In the United States, national emergency management programs, including EOCs and incident management structures, have been refined during the past 40 years and today provide an efficient and effective system for responding to public health emergencies. Standardization of emergency management components and principles across national, state, and local jurisdictions creates a common foundation for both public health and emergency management professionals. Field epidemiologists can accelerate their preparation for and integration into public health response operations by understanding the basic fundamentals:

  • National governments can have unique response systems, and field epidemiologists should remain flexible and strive to quickly integrate into national or subnational operations.
  • Functional knowledge of emergency management principles can help field epidemiologists integrate effectively into national, state, local, and international emergency response structures.
  • In an emergency response environment, routine daily systems and processes are often inadequate because:
    • Response staff work in a rapid-pace setting for extended periods.
    • Decisions are needed quickly within a context of ambiguous and incomplete information.
    • Hiring, acquisition, contract, and other business processes must be expedited.

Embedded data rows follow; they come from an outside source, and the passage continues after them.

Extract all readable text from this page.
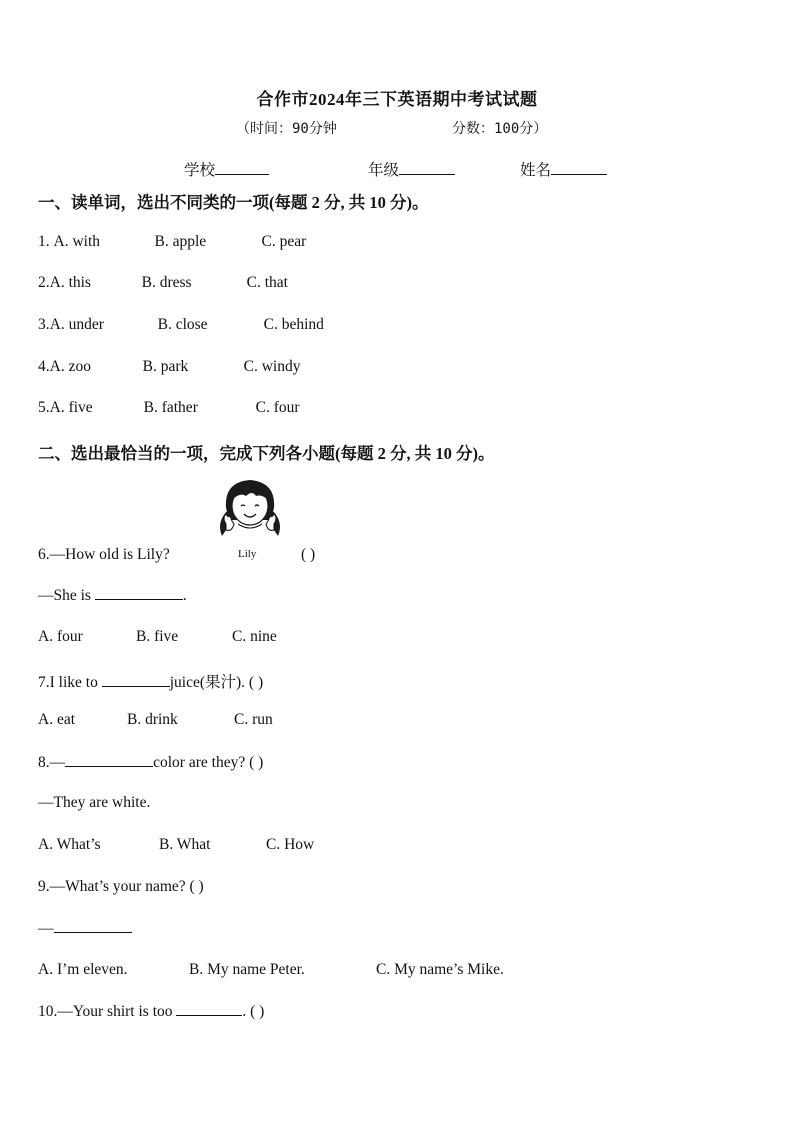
合作市2024年三下英语期中考试试题
（时间：90分钟	分数：100分）
学校	年级	姓名
一、读单词，选出不同类的一项(每题 2 分, 共 10 分)。
1. A. with	B. apple	C. pear
2.A. this	B. dress	C. that
3.A. under	B. close	C. behind
4.A. zoo	B. park	C. windy
5.A. five	B. father	C. four
二、选出最恰当的一项，完成下列各小题(每题 2 分, 共 10 分)。
Lily
6.—How old is Lily?	( )
—She is	.
A. four	B. five	C. nine
7.I like to	juice(果汁). ( )
A. eat	B. drink	C. run
8.—	color are they? ( )
—They are white.
A. What’s	B. What	C. How
9.—What’s your name? ( )
—
A. I’m eleven.	B. My name Peter.	C. My name’s Mike.
10.—Your shirt is too	. ( )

    • Working relationships expand to include new and external response partners.
    • Tensions can arise between response requirements and normal, daily obligations
  • State, local, and international response environments can vary greatly and preparation for deployments should include an understanding of specific jurisdictions’ structures and authorities.
  • Public health emergency responses can be complex, and national systems designed to respond to natural disasters might require modification to be used successfully in a public health emergency.
  • Because national-level staff might live and work in jurisdictions to which an epidemiologist deploys, these staff understand the unique considerations of those communities and can help with response operations.
  • The IMS was not designed specifically for outbreak responses or public health emergencies, but it does provide clarity and a framework for reporting and organizing the investigative work of an outbreak response.
  • When an epidemiologic field investigation is undertaken as part of larger public health emergency response, the context and situation differ from routine operations, particularly in the urgency, speed, and scale of the investigation.
  • Epidemiologic field investigations undertaken during emergencies often offer the opportunity for the results to affect a public health response immediately.
References
  1. CDC. CDC’s Emergency Management Program activities—worldwide, 2003–2012. MMWR. 2013;62:709–13.
  2. Federal Emergency Management Agency. National Response Framework, third edition. http://www.fema.gov/media-library/assets/documents/117791
  3. Pillai SK, Nyenswah T, Rouse E, et al. Developing an incident management system to support Ebola response—Liberia, July–August 2014. MMWR. 2014;63:930–33.
  4. Association of State and Territorial Health Officials. State health agency structure, governance, and priorities. In: ASTHO profile of state public health, volume 3. Washington, DC: Association of State and Territorial Health Officials; 2014:17–28.
  5. Robert T. Stafford Disaster Relief and Emergency Assistance Act, Pub. L. 93–288 (November 23, 1988), as amended.